While the article points out many worrying trends which are true, I would caution against making far-reaching predictions, especially if they involve drastic, rapid change.
This was a good read. The author makes a valid point that there is no distinction to be made between Communism and Fascism as they both represent Authoritarianism.
> "The point is that as soon as fear, hatred, jealousy and power worship are involved, the sense of reality becomes unhinged. And, as I have pointed out already, the sense of right and wrong becomes unhinged also. There is no crime, absolutely none, that cannot be condoned when ‘our’ side commits it. Even if one does not deny that the crime has happened, even if one knows that it is exactly the same crime as one has condemned in some other case, even if one admits in an intellectual sense that it is unjustified – still one cannot feel that it is wrong. Loyalty is involved, and so pity ceases to function."
> you're going to be shocked, SHOCKED, to find out that 28% of Americans now support Hamas
No. The question is "in the Israel-Hamas conflict do you support more Israel or more Hamas?" That's different from supporting Hamas. Even I'd be on the fence about answering "more Hamas" over "more Israel," though I'd mostly be irritated at the false dichotomy and false equivalence the question implies.
(I'd guess 10 to 20% of Americans support Hamas because that's the fraction that support just about anything, from the flat Earth to the genocide of penguins or whatever.)
> that support for Hamas will only grow stronger as the elderly Americans that are still largely against Hamas die off and replaced by younger Americans that support Hamas
Dig deeper into the polls.

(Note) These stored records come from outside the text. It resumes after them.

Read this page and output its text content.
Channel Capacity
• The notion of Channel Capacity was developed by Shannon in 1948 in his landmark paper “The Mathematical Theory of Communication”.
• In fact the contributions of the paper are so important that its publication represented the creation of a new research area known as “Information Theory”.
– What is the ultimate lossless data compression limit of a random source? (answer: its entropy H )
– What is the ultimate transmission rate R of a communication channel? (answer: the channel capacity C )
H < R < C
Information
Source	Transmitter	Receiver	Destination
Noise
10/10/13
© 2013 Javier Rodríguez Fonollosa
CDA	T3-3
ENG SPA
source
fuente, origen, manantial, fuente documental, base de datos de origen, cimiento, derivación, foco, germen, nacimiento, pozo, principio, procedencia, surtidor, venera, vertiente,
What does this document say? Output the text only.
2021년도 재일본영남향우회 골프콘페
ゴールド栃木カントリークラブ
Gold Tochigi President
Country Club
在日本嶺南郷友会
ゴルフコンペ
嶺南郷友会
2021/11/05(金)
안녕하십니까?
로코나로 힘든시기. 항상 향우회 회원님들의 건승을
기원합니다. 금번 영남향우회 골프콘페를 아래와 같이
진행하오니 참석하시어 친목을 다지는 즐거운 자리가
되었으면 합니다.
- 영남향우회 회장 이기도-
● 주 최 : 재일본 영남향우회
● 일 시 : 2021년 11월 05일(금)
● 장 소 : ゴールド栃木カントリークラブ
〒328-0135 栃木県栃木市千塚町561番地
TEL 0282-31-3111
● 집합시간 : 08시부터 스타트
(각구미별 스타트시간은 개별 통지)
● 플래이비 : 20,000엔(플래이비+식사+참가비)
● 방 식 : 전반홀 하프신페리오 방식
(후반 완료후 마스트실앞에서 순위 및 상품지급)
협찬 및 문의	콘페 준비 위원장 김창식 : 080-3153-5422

It's a strong minority in Gen Z and Alpha. It's not commanding. And it reveals itself for what it is when you ask people to name their No. 1 issue.
I respect folks who have turned this into their pet issue. Ultimately, foreign policy isn't going to be front and centre in American politics unless there is a draft. (And most Americans aren't monsters.)
It doesn't matter if it's the #1 issue or not. What matters is the few % of people that cause tight elections to shift. And it was enough to cause Kamala Harris to lose the election. Israel's attack on Gaza was the primary reason Biden 2020 voters chose not to vote for Harris, per scientific polls (YouGov). And that was from 2 years ago. America has only become more pro-Hamas since.
You can defend the existence of the foreign genocidal state all you want but you really have to understand that Israel is cooked. There is no turning back. It's a dead state walking. And the vast majority of their base of support is in the elderly, which will all die off in 20 years.